The level of risk must also be identified (from low to high), whether the EUIs collect publicly available information in the context of an investigation, follow known “influencers”, or monitor social media for preventive purposes.

Following this very topical discussion, we kicked off the afternoon with a presentation about best practice in the publication of data protection registers by the EUIs. In February, more than one year after the entry into force of the new Regulation, the EDPS launched an audit of this obligation.

The EDPS guidance (see Accountability on the Ground), specifies that the publication of data protection registers refers to publication on the internet. The intention of this presentation was to applaud those who comply with online publication, to encourage those who are almost there (i.e. whose published registers are almost complete) and to inspire those who still have a way to go.

You may recall that in April 2019, the EDPS launched a complex and detailed investigation into the use of Microsoft products and services by EUIs. Following our cooperation with the Dutch Ministry of Justice and Security, The Hague Forum was created which aims to find ways to take back control over the services and products offered by the big IT service providers and the need to collectively create standard contracts. We took the opportunity to highlight to DPOs the key outcomes of the investigation, get the views of the network and discuss the way forward.
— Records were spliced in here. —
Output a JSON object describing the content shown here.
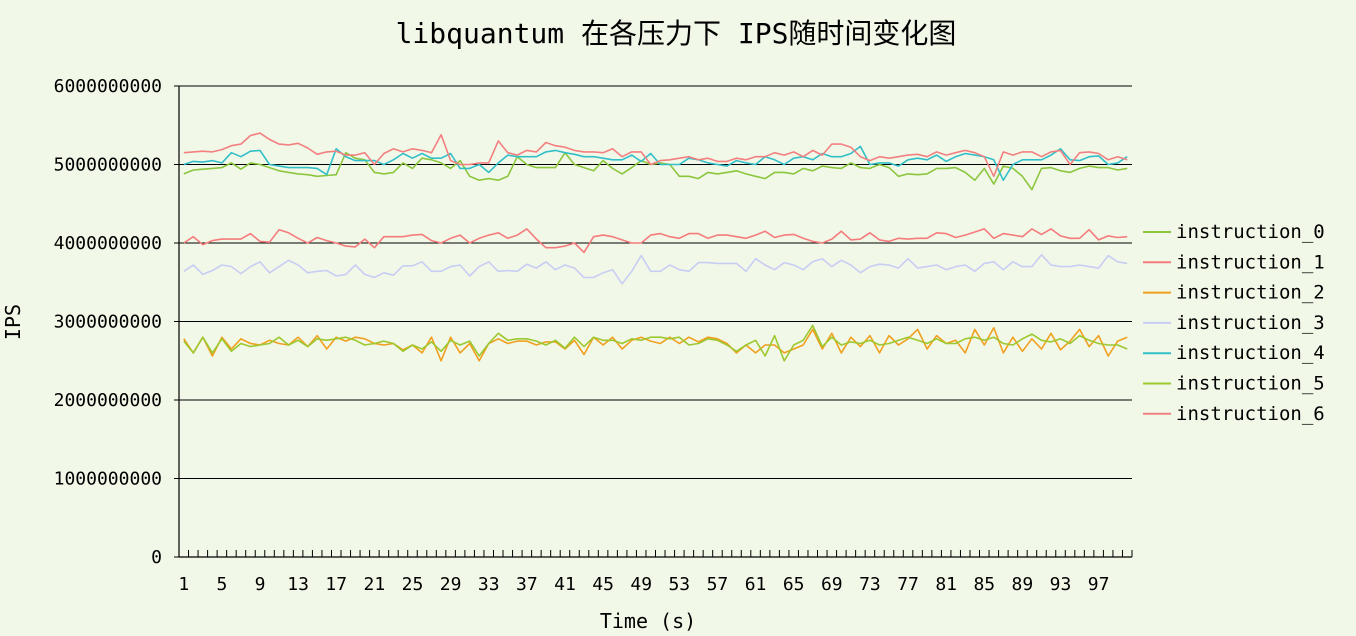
{
  "chart_data": {
    "type": "line",
    "title": "libquantum 在各压力下 IPS随时间变化图",
    "xlabel": "Time (s)",
    "ylabel": "IPS",
    "ylim": [
      0,
      6000000000
    ],
    "yticks": [
      "0",
      "1000000000",
      "2000000000",
      "3000000000",
      "4000000000",
      "5000000000",
      "6000000000"
    ],
    "x": [
      1,
      2,
      3,
      4,
      5,
      6,
      7,
      8,
      9,
      10,
      11,
      12,
      13,
      14,
      15,
      16,
      17,
      18,
      19,
      20,
      21,
      22,
      23,
      24,
      25,
      26,
      27,
      28,
      29,
      30,
      31,
      32,
      33,
      34,
      35,
      36,
      37,
      38,
      39,
      40,
      41,
      42,
      43,
      44,
      45,
      46,
      47,
      48,
      49,
      50,
      51,
      52,
      53,
      54,
      55,
      56,
      57,
      58,
      59,
      60,
      61,
      62,
      63,
      64,
      65,
      66,
      67,
      68,
      69,
      70,
      71,
      72,
      73,
      74,
      75,
      76,
      77,
      78,
      79,
      80,
      81,
      82,
      83,
      84,
      85,
      86,
      87,
      88,
      89,
      90,
      91,
      92,
      93,
      94,
      95,
      96,
      97,
      98,
      99,
      100
    ],
    "xtick_labels": [
      "1",
      "5",
      "9",
      "13",
      "17",
      "21",
      "25",
      "29",
      "33",
      "37",
      "41",
      "45",
      "49",
      "53",
      "57",
      "61",
      "65",
      "69",
      "73",
      "77",
      "81",
      "85",
      "89",
      "93",
      "97"
    ],
    "grid": true,
    "legend_position": "right",
    "series": [
      {
        "name": "instruction_0",
        "color": "#8CC63F",
        "values": [
          4880000000,
          4930000000,
          4940000000,
          4950000000,
          4960000000,
          5020000000,
          4940000000,
          5020000000,
          5000000000,
          4960000000,
          4920000000,
          4900000000,
          4880000000,
          4870000000,
          4850000000,
          4860000000,
          4870000000,
          5150000000,
          5080000000,
          5060000000,
          4900000000,
          4880000000,
          4900000000,
          5020000000,
          4950000000,
          5080000000,
          5060000000,
          5020000000,
          4950000000,
          5050000000,
          4850000000,
          4800000000,
          4820000000,
          4800000000,
          4850000000,
          5100000000,
          5000000000,
          4960000000,
          4960000000,
          4960000000,
          5150000000,
          5000000000,
          4960000000,
          4920000000,
          5050000000,
          4950000000,
          4880000000,
          4960000000,
          5050000000,
          5000000000,
          5020000000,
          5000000000,
          4850000000,
          4850000000,
          4820000000,
          4900000000,
          4880000000,
          4900000000,
          4920000000,
          4880000000,
          4850000000,
          4820000000,
          4900000000,
          4900000000,
          4880000000,
          4950000000,
          4920000000,
          4980000000,
          4960000000,
          4950000000,
          5020000000,
          4960000000,
          4950000000,
          5000000000,
          4960000000,
          4850000000,
          4880000000,
          4870000000,
          4880000000,
          4950000000,
          4950000000,
          4960000000,
          4900000000,
          4800000000,
          4950000000,
          4750000000,
          4980000000,
          4950000000,
          4850000000,
          4680000000,
          4950000000,
          4960000000,
          4920000000,
          4900000000,
          4950000000,
          4980000000,
          4960000000,
          4960000000,
          4930000000,
          4950000000
        ]
      },
      {
        "name": "instruction_1",
        "color": "#F47C7C",
        "values": [
          4000000000,
          4080000000,
          3980000000,
          4030000000,
          4050000000,
          4050000000,
          4050000000,
          4120000000,
          4020000000,
          4010000000,
          4170000000,
          4130000000,
          4060000000,
          4000000000,
          4070000000,
          4030000000,
          4000000000,
          3960000000,
          3950000000,
          4050000000,
          3940000000,
          4080000000,
          4080000000,
          4080000000,
          4100000000,
          4110000000,
          4030000000,
          4000000000,
          4060000000,
          4100000000,
          4000000000,
          4060000000,
          4100000000,
          4130000000,
          4060000000,
          4100000000,
          4180000000,
          4050000000,
          3940000000,
          3940000000,
          3960000000,
          4000000000,
          3880000000,
          4080000000,
          4100000000,
          4080000000,
          4040000000,
          4000000000,
          4000000000,
          4100000000,
          4120000000,
          4080000000,
          4060000000,
          4120000000,
          4120000000,
          4060000000,
          4100000000,
          4100000000,
          4080000000,
          4060000000,
          4100000000,
          4150000000,
          4070000000,
          4100000000,
          4110000000,
          4060000000,
          4020000000,
          4000000000,
          4050000000,
          4150000000,
          4040000000,
          4050000000,
          4130000000,
          4040000000,
          4020000000,
          4060000000,
          4050000000,
          4060000000,
          4060000000,
          4130000000,
          4120000000,
          4070000000,
          4100000000,
          4140000000,
          4180000000,
          4060000000,
          4120000000,
          4100000000,
          4080000000,
          4180000000,
          4110000000,
          4180000000,
          4090000000,
          4060000000,
          4060000000,
          4170000000,
          4040000000,
          4090000000,
          4070000000,
          4080000000
        ]
      },
      {
        "name": "instruction_2",
        "color": "#F0A020",
        "values": [
          2780000000,
          2600000000,
          2800000000,
          2560000000,
          2800000000,
          2650000000,
          2780000000,
          2720000000,
          2700000000,
          2760000000,
          2720000000,
          2700000000,
          2800000000,
          2680000000,
          2820000000,
          2650000000,
          2800000000,
          2750000000,
          2800000000,
          2780000000,
          2720000000,
          2700000000,
          2720000000,
          2640000000,
          2700000000,
          2600000000,
          2800000000,
          2500000000,
          2800000000,
          2600000000,
          2720000000,
          2500000000,
          2720000000,
          2780000000,
          2720000000,
          2750000000,
          2750000000,
          2700000000,
          2740000000,
          2740000000,
          2650000000,
          2760000000,
          2580000000,
          2800000000,
          2700000000,
          2800000000,
          2650000000,
          2760000000,
          2800000000,
          2750000000,
          2720000000,
          2800000000,
          2720000000,
          2800000000,
          2740000000,
          2800000000,
          2780000000,
          2720000000,
          2600000000,
          2700000000,
          2600000000,
          2700000000,
          2700000000,
          2600000000,
          2650000000,
          2700000000,
          2900000000,
          2650000000,
          2850000000,
          2600000000,
          2800000000,
          2680000000,
          2820000000,
          2600000000,
          2820000000,
          2700000000,
          2780000000,
          2900000000,
          2650000000,
          2820000000,
          2720000000,
          2760000000,
          2600000000,
          2900000000,
          2700000000,
          2920000000,
          2600000000,
          2800000000,
          2620000000,
          2780000000,
          2650000000,
          2850000000,
          2640000000,
          2750000000,
          2900000000,
          2680000000,
          2820000000,
          2560000000,
          2750000000,
          2800000000
        ]
      },
      {
        "name": "instruction_3",
        "color": "#C8CDF4",
        "values": [
          3640000000,
          3720000000,
          3600000000,
          3650000000,
          3720000000,
          3700000000,
          3610000000,
          3700000000,
          3760000000,
          3620000000,
          3700000000,
          3780000000,
          3720000000,
          3620000000,
          3640000000,
          3650000000,
          3580000000,
          3600000000,
          3720000000,
          3600000000,
          3560000000,
          3620000000,
          3590000000,
          3710000000,
          3710000000,
          3760000000,
          3640000000,
          3640000000,
          3700000000,
          3720000000,
          3580000000,
          3700000000,
          3760000000,
          3640000000,
          3650000000,
          3640000000,
          3730000000,
          3680000000,
          3760000000,
          3660000000,
          3720000000,
          3680000000,
          3560000000,
          3560000000,
          3620000000,
          3660000000,
          3480000000,
          3640000000,
          3840000000,
          3640000000,
          3640000000,
          3720000000,
          3660000000,
          3640000000,
          3750000000,
          3750000000,
          3740000000,
          3740000000,
          3740000000,
          3640000000,
          3800000000,
          3720000000,
          3660000000,
          3750000000,
          3720000000,
          3660000000,
          3760000000,
          3800000000,
          3700000000,
          3780000000,
          3720000000,
          3620000000,
          3700000000,
          3730000000,
          3720000000,
          3680000000,
          3800000000,
          3680000000,
          3700000000,
          3720000000,
          3660000000,
          3700000000,
          3720000000,
          3640000000,
          3740000000,
          3760000000,
          3660000000,
          3760000000,
          3700000000,
          3700000000,
          3850000000,
          3720000000,
          3700000000,
          3700000000,
          3720000000,
          3700000000,
          3680000000,
          3840000000,
          3760000000,
          3740000000
        ]
      },
      {
        "name": "instruction_4",
        "color": "#33BFC8",
        "values": [
          5000000000,
          5040000000,
          5030000000,
          5050000000,
          5020000000,
          5150000000,
          5100000000,
          5170000000,
          5180000000,
          5000000000,
          4980000000,
          4960000000,
          4960000000,
          4960000000,
          4950000000,
          4870000000,
          5200000000,
          5100000000,
          5050000000,
          5050000000,
          5050000000,
          5000000000,
          5060000000,
          5140000000,
          5080000000,
          5140000000,
          5080000000,
          5080000000,
          5140000000,
          4950000000,
          4950000000,
          5000000000,
          4900000000,
          5020000000,
          5120000000,
          5100000000,
          5100000000,
          5100000000,
          5160000000,
          5180000000,
          5150000000,
          5130000000,
          5100000000,
          5100000000,
          5080000000,
          5060000000,
          5060000000,
          5120000000,
          5040000000,
          5140000000,
          5000000000,
          5000000000,
          5000000000,
          5080000000,
          5060000000,
          5020000000,
          5000000000,
          4980000000,
          5050000000,
          5020000000,
          5000000000,
          5100000000,
          5060000000,
          5000000000,
          5080000000,
          5100000000,
          5060000000,
          5140000000,
          5100000000,
          5100000000,
          5140000000,
          5230000000,
          5000000000,
          5020000000,
          5020000000,
          4980000000,
          5060000000,
          5080000000,
          5060000000,
          5120000000,
          5040000000,
          5100000000,
          5140000000,
          5120000000,
          5100000000,
          5060000000,
          4800000000,
          5000000000,
          5060000000,
          5060000000,
          5060000000,
          5120000000,
          5200000000,
          5060000000,
          5050000000,
          5100000000,
          5110000000,
          5000000000,
          5020000000,
          5100000000
        ]
      },
      {
        "name": "instruction_5",
        "color": "#9CC830",
        "values": [
          2750000000,
          2600000000,
          2800000000,
          2600000000,
          2780000000,
          2620000000,
          2720000000,
          2680000000,
          2700000000,
          2720000000,
          2800000000,
          2700000000,
          2760000000,
          2680000000,
          2780000000,
          2760000000,
          2780000000,
          2800000000,
          2760000000,
          2700000000,
          2720000000,
          2750000000,
          2720000000,
          2620000000,
          2700000000,
          2650000000,
          2740000000,
          2620000000,
          2760000000,
          2700000000,
          2750000000,
          2560000000,
          2720000000,
          2850000000,
          2760000000,
          2780000000,
          2780000000,
          2750000000,
          2700000000,
          2760000000,
          2660000000,
          2800000000,
          2680000000,
          2800000000,
          2760000000,
          2760000000,
          2720000000,
          2780000000,
          2760000000,
          2800000000,
          2800000000,
          2780000000,
          2800000000,
          2700000000,
          2720000000,
          2780000000,
          2760000000,
          2700000000,
          2620000000,
          2700000000,
          2760000000,
          2560000000,
          2820000000,
          2500000000,
          2700000000,
          2760000000,
          2950000000,
          2680000000,
          2800000000,
          2700000000,
          2740000000,
          2720000000,
          2760000000,
          2700000000,
          2720000000,
          2760000000,
          2800000000,
          2760000000,
          2720000000,
          2780000000,
          2720000000,
          2720000000,
          2780000000,
          2800000000,
          2760000000,
          2800000000,
          2720000000,
          2700000000,
          2780000000,
          2840000000,
          2760000000,
          2740000000,
          2780000000,
          2720000000,
          2820000000,
          2760000000,
          2720000000,
          2700000000,
          2700000000,
          2650000000
        ]
      },
      {
        "name": "instruction_6",
        "color": "#F28080",
        "values": [
          5150000000,
          5160000000,
          5170000000,
          5160000000,
          5190000000,
          5240000000,
          5260000000,
          5370000000,
          5400000000,
          5320000000,
          5260000000,
          5250000000,
          5270000000,
          5210000000,
          5130000000,
          5160000000,
          5170000000,
          5120000000,
          5120000000,
          5150000000,
          5000000000,
          5140000000,
          5200000000,
          5160000000,
          5200000000,
          5180000000,
          5150000000,
          5380000000,
          5050000000,
          5000000000,
          5000000000,
          5020000000,
          5020000000,
          5300000000,
          5150000000,
          5120000000,
          5180000000,
          5160000000,
          5280000000,
          5240000000,
          5220000000,
          5180000000,
          5160000000,
          5160000000,
          5150000000,
          5200000000,
          5100000000,
          5160000000,
          5160000000,
          5000000000,
          5050000000,
          5060000000,
          5080000000,
          5100000000,
          5060000000,
          5080000000,
          5040000000,
          5040000000,
          5080000000,
          5060000000,
          5100000000,
          5100000000,
          5150000000,
          5120000000,
          5160000000,
          5100000000,
          5180000000,
          5120000000,
          5260000000,
          5260000000,
          5220000000,
          5100000000,
          5050000000,
          5100000000,
          5080000000,
          5100000000,
          5120000000,
          5130000000,
          5100000000,
          5160000000,
          5120000000,
          5150000000,
          5180000000,
          5150000000,
          5100000000,
          4850000000,
          5160000000,
          5120000000,
          5160000000,
          5160000000,
          5100000000,
          5160000000,
          5180000000,
          5000000000,
          5150000000,
          5160000000,
          5140000000,
          5060000000,
          5100000000,
          5060000000
        ]
      }
    ]
  }
}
The final and very pertinent session of the meeting was about the public health crisis and the need to find safe ways to reclaim some sort of normalcy in our lives. Member States, supported by the European Commission in their fight against the pandemic, are developing contact-tracing apps that use location data for monitoring the spread of the disease or process personal data in scientific research related to the virus. Some have called for the suspension of data protection law or its revision to deal with crisis. In its continued guidance to Member States since the beginning of the crisis, the EDPB has stressed that both the GDPR and e-Privacy rules allow for the processing of personal data for public health purposes, including in times of emergency, as long as adequate safeguards are put in place.

The EUIs are also considering new data processing operations in response to this crisis. To deal with the issues and to offer specific guidance to the EUIs, the EDPS created a Covid-19 Task Force.

To conclude the meeting, the Task Force gave the network an overview of their work and the advice being offered to EUIs. For example, how can EUIs ensure a safe environment for staff and visitors once offices re-open? What kinds of new IT tools are needed for staff to work remotely and efficiently? In a nutshell, the fundamental data protection principles continue to apply; EUIs must consider the legal basis, necessity, proportionality and consider the best way(s) to keep people informed.

I salute the continued cooperation between the EDPS and the DPOs of all 67 EU institutions and bodies and I look forward to our next meeting, virus or no virus. #StrongerTogether.